Editor’s note: Jim Hill, executive director of the Sidney-Shelby Economic Partnership is starting a new column that will discuss issues related to economic and community development. Hill has more than 25 years of experience in economic development, business development, technology commercialization, entrepreneurship and workforce development. The column will appear twice each month. Please address any questions or comments to firstname.lastname@example.org
Economic development has changed significantly over the past decade. Personally, I started working in county-level economic development more than 25 years ago when the focus was primarily on growing and attracting value-added businesses. Since manufacturing businesses provided the largest economic multiplier, it was the primarily the role of a local economic development office to focus on attraction and expansion of “manufacturing jobs and investment.”
What is an economic multiplier, and is attraction of manufacturing jobs and investment still the primary goal? In simple terms, when you inject new money (income) into a local economy, that extra spending leads to more spending, which leads to more income. That investment cycle is commonly referred to as the “economic multiplier.” Industries like manufacturing, have larger economic multipliers. The Bureau of Economic Analysis (BEA) calculated that every dollar in manufacturing generates $1.48 in other services and production. This is widely accepted as higher than any other industry. So when Airstream or Honda spend a dollar, another $1.48 is generated by those who supply parts, transport goods, provide accounting services, provide maintenance to their machinery… Today, attracting manufacturing jobs and investment is still a valid objective, but additional economic factors have changed the dynamics to include several new objectives.

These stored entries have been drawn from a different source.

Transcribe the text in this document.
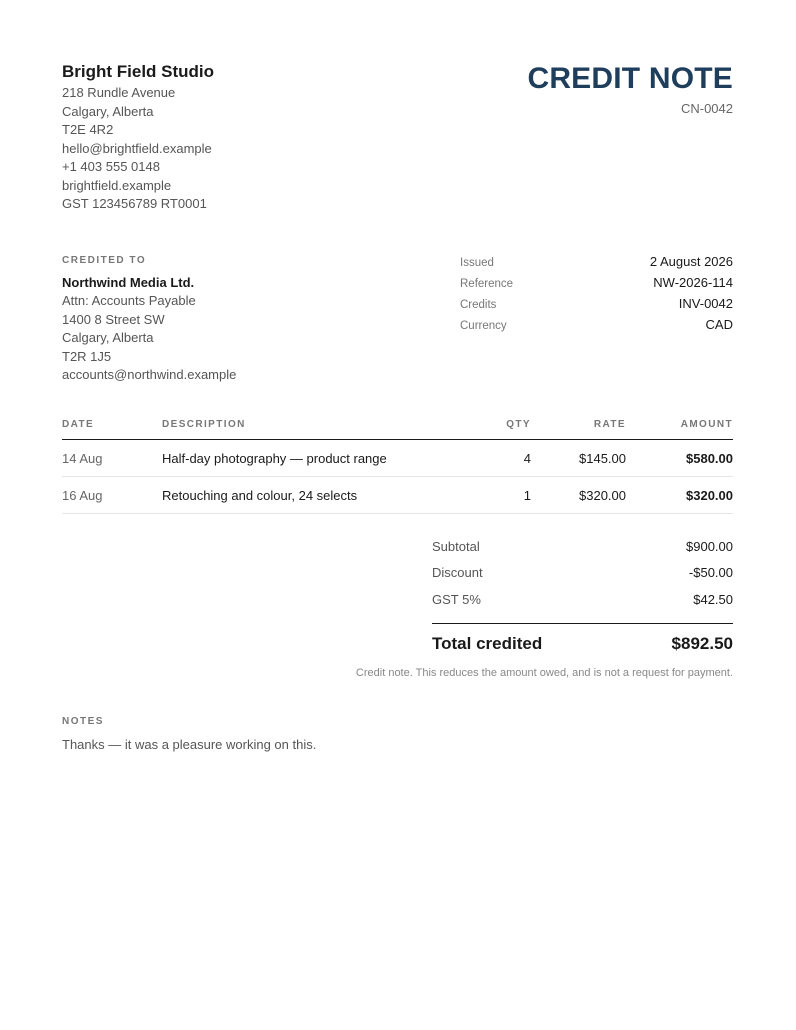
Bright Field Studio
218 Rundle Avenue
Calgary, Alberta
T2E 4R2
hello@brightfield.example
+1 403 555 0148
brightfield.example
GST 123456789 RT0001
CREDIT NOTE
CN-0042
CREDITED TO
Northwind Media Ltd.
Attn: Accounts Payable
1400 8 Street SW
Calgary, Alberta
T2R 1J5
accounts@northwind.example
Issued	2 August 2026
Reference	NW-2026-114
Credits	INV-0042
Currency	CAD
DATE	DESCRIPTION	QTY	RATE	AMOUNT
14 Aug	Half-day photography — product range	4	$145.00	$580.00
16 Aug	Retouching and colour, 24 selects	1	$320.00	$320.00
Subtotal	$900.00
Discount	-$50.00
GST 5%	$42.50
Total credited	$892.50
Credit note. This reduces the amount owed, and is not a request for payment.
NOTES
Thanks — it was a pleasure working on this.
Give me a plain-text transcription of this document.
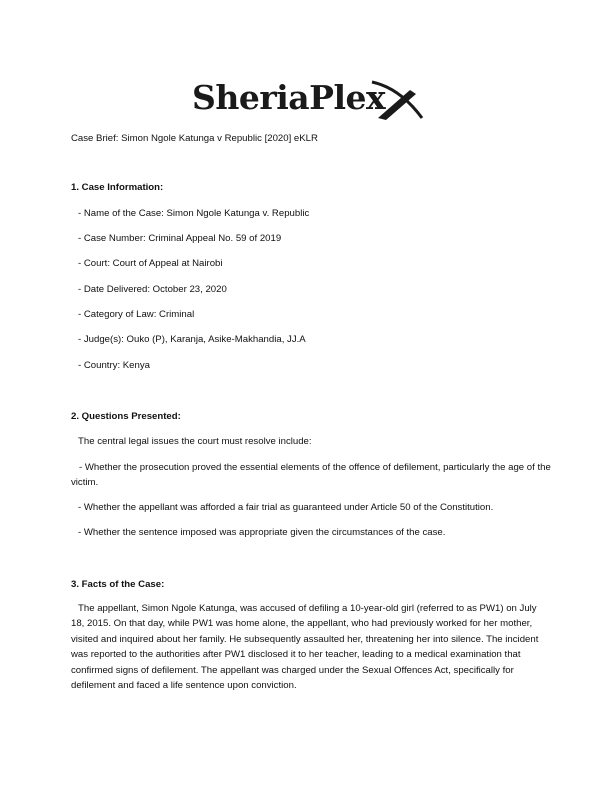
SheriaPlex
Case Brief: Simon Ngole Katunga v Republic [2020] eKLR
1. Case Information:
- Name of the Case: Simon Ngole Katunga v. Republic
- Case Number: Criminal Appeal No. 59 of 2019
- Court: Court of Appeal at Nairobi
- Date Delivered: October 23, 2020
- Category of Law: Criminal
- Judge(s): Ouko (P), Karanja, Asike-Makhandia, JJ.A
- Country: Kenya
2. Questions Presented:
The central legal issues the court must resolve include:
- Whether the prosecution proved the essential elements of the offence of defilement, particularly the age of the victim.
- Whether the appellant was afforded a fair trial as guaranteed under Article 50 of the Constitution.
- Whether the sentence imposed was appropriate given the circumstances of the case.
3. Facts of the Case:
The appellant, Simon Ngole Katunga, was accused of defiling a 10-year-old girl (referred to as PW1) on July 18, 2015. On that day, while PW1 was home alone, the appellant, who had previously worked for her mother, visited and inquired about her family. He subsequently assaulted her, threatening her into silence. The incident was reported to the authorities after PW1 disclosed it to her teacher, leading to a medical examination that confirmed signs of defilement. The appellant was charged under the Sexual Offences Act, specifically for defilement and faced a life sentence upon conviction.
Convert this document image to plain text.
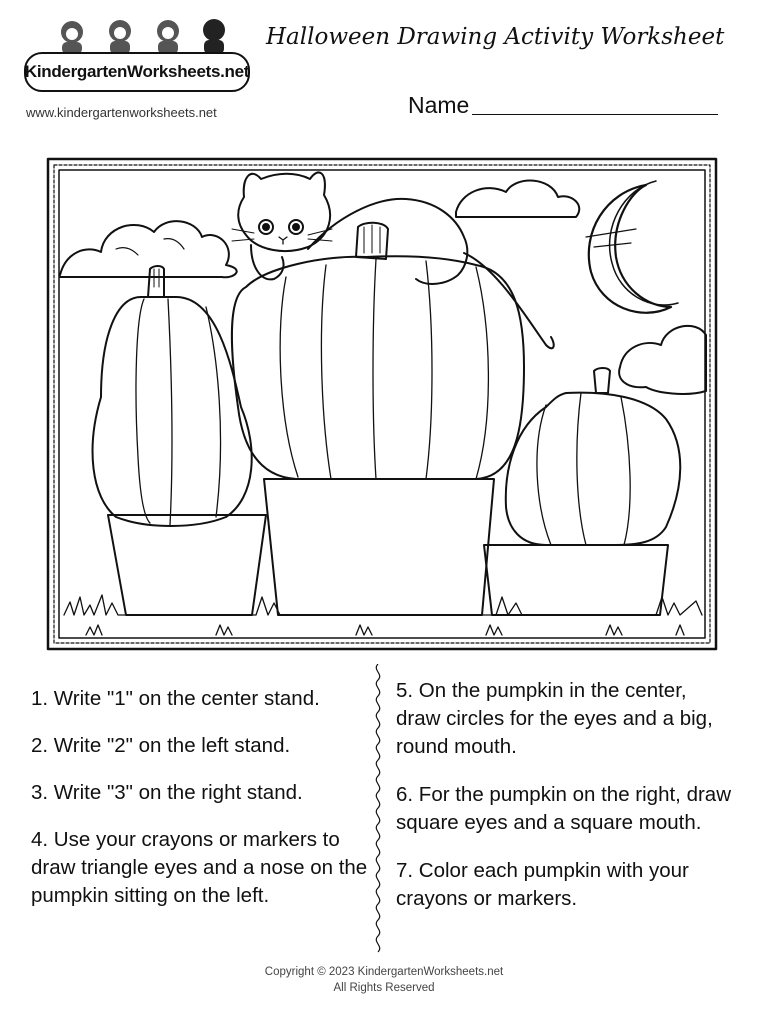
KindergartenWorksheets.net
www.kindergartenworksheets.net
Halloween Drawing Activity Worksheet
Name

1. Write "1" on the center stand.

2. Write "2" on the left stand.

3. Write "3" on the right stand.

4. Use your crayons or markers to draw triangle eyes and a nose on the pumpkin sitting on the left.

5. On the pumpkin in the center, draw circles for the eyes and a big, round mouth.

6. For the pumpkin on the right, draw square eyes and a square mouth.

7. Color each pumpkin with your crayons or markers.

Copyright © 2023 KindergartenWorksheets.net
All Rights Reserved
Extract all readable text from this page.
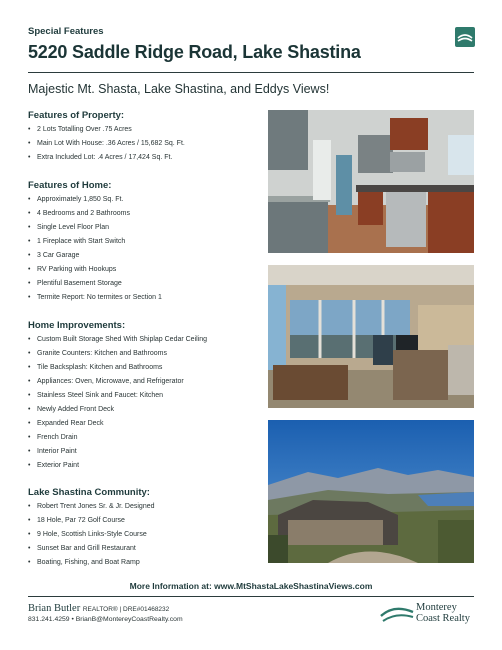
Special Features
5220 Saddle Ridge Road, Lake Shastina
Majestic Mt. Shasta, Lake Shastina, and Eddys Views!
Features of Property:
• 2 Lots Totalling Over .75 Acres
• Main Lot With House: .36 Acres / 15,682 Sq. Ft.
• Extra Included Lot: .4 Acres / 17,424 Sq. Ft.
Features of Home:
• Approximately 1,850 Sq. Ft.
• 4 Bedrooms and 2 Bathrooms
• Single Level Floor Plan
• 1 Fireplace with Start Switch
• 3 Car Garage
• RV Parking with Hookups
• Plentiful Basement Storage
• Termite Report: No termites or Section 1
Home Improvements:
• Custom Built Storage Shed With Shiplap Cedar Ceiling
• Granite Counters: Kitchen and Bathrooms
• Tile Backsplash: Kitchen and Bathrooms
• Appliances: Oven, Microwave, and Refrigerator
• Stainless Steel Sink and Faucet: Kitchen
• Newly Added Front Deck
• Expanded Rear Deck
• French Drain
• Interior Paint
• Exterior Paint
Lake Shastina Community:
• Robert Trent Jones Sr. & Jr. Designed
• 18 Hole, Par 72 Golf Course
• 9 Hole, Scottish Links-Style Course
• Sunset Bar and Grill Restaurant
• Boating, Fishing, and Boat Ramp
More Information at: www.MtShastaLakeShastinaViews.com
Brian Butler REALTOR® | DRE#01468232
831.241.4259 • BrianB@MontereyCoastRealty.com
Monterey
Coast Realty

Next, I want to dig a little deeper into what has changed since I started working in this business 25 years ago. The graphic attached, depicts how traditional business development has expanded to include talent development and placemaking. Historically, employees have followed the jobs. If a business located in the community and offered to pay a fair wage, employees would follow. Yes, the company would have to recruit or relocate a small number of employees with specialized skills or experience, but for the most part the “if you build it they will come” philosophy guided most of the business investment decisions. All that began to change in the last decade as workforce patterns and skilled worker shortages began to dominate the conversation. More recently, the millennial generation put this trend on steroids. They didn’t have to send out resumes and move to the location where their employer wanted them to work because they were in high demand. Millennials could move to a place that offered the lifestyle and amenities they sought and then go find a job in that city or region. That trend, along with better labor force data availability, changed the face of economic development.
These workforce changes have given rise to the new expanded economic development focus that integrates traditional business development with talent development and placemaking. While an economic development organization is still working to grow and attract jobs, we are also focusing on actions that help our companies grow and attract talent. If a company is having trouble filling jobs it is not uncommon to see them relocate to an area where they believe the labor situation will be more favorable. Detailed labor data is readily available to companies and site selection consultants, so many communities are actually removed from the location list very early in the site selection process. workforce development has been elevated to the top priority in economic development. Talent development is very closely related to placemaking, so these items are tightly woven together.
Most talent-related actions and programs fall in the broad categories of talent development, recruitment and retention. Shelby County business and community leaders were early innovators in the area of workforce development. Private industry leaders worked closely with the Economic Partnership in 2013 to launch the Workforce Partnership of Shelby County, one of the first multi-sector partnerships in the state of Ohio. The Workforce Partnership focuses most of their efforts on developing talent through partnerships with industry and education. The remaining areas of talent recruitment and retention fall primarily on the shoulders of our private industry, but economic development and the broader community play a critical role in building an environment where businesses can be successful in the talent recruitment and retention endeavor.
Placemaking is a relatively new term used for how a community supports talent and businesses. Think of placemaking as the sum total of all the amenities a community offers that makes it a place where people would want to live. If skilled and in-demand employees can live wherever they want, then communities that offer more of the popular amenities are more likely to attract and retain talent. Communities that are successful in placemaking offer good schools, adequate and affordable housing, restaurants, shopping and vibrant downtowns with numerous entertainment options.
Now that I have provided a little background on the changing face of economic and community development, my next column will focus on the importance of adequate and available housing.
The writer is the executive director of the Sidney-Shelby Economic Partnership.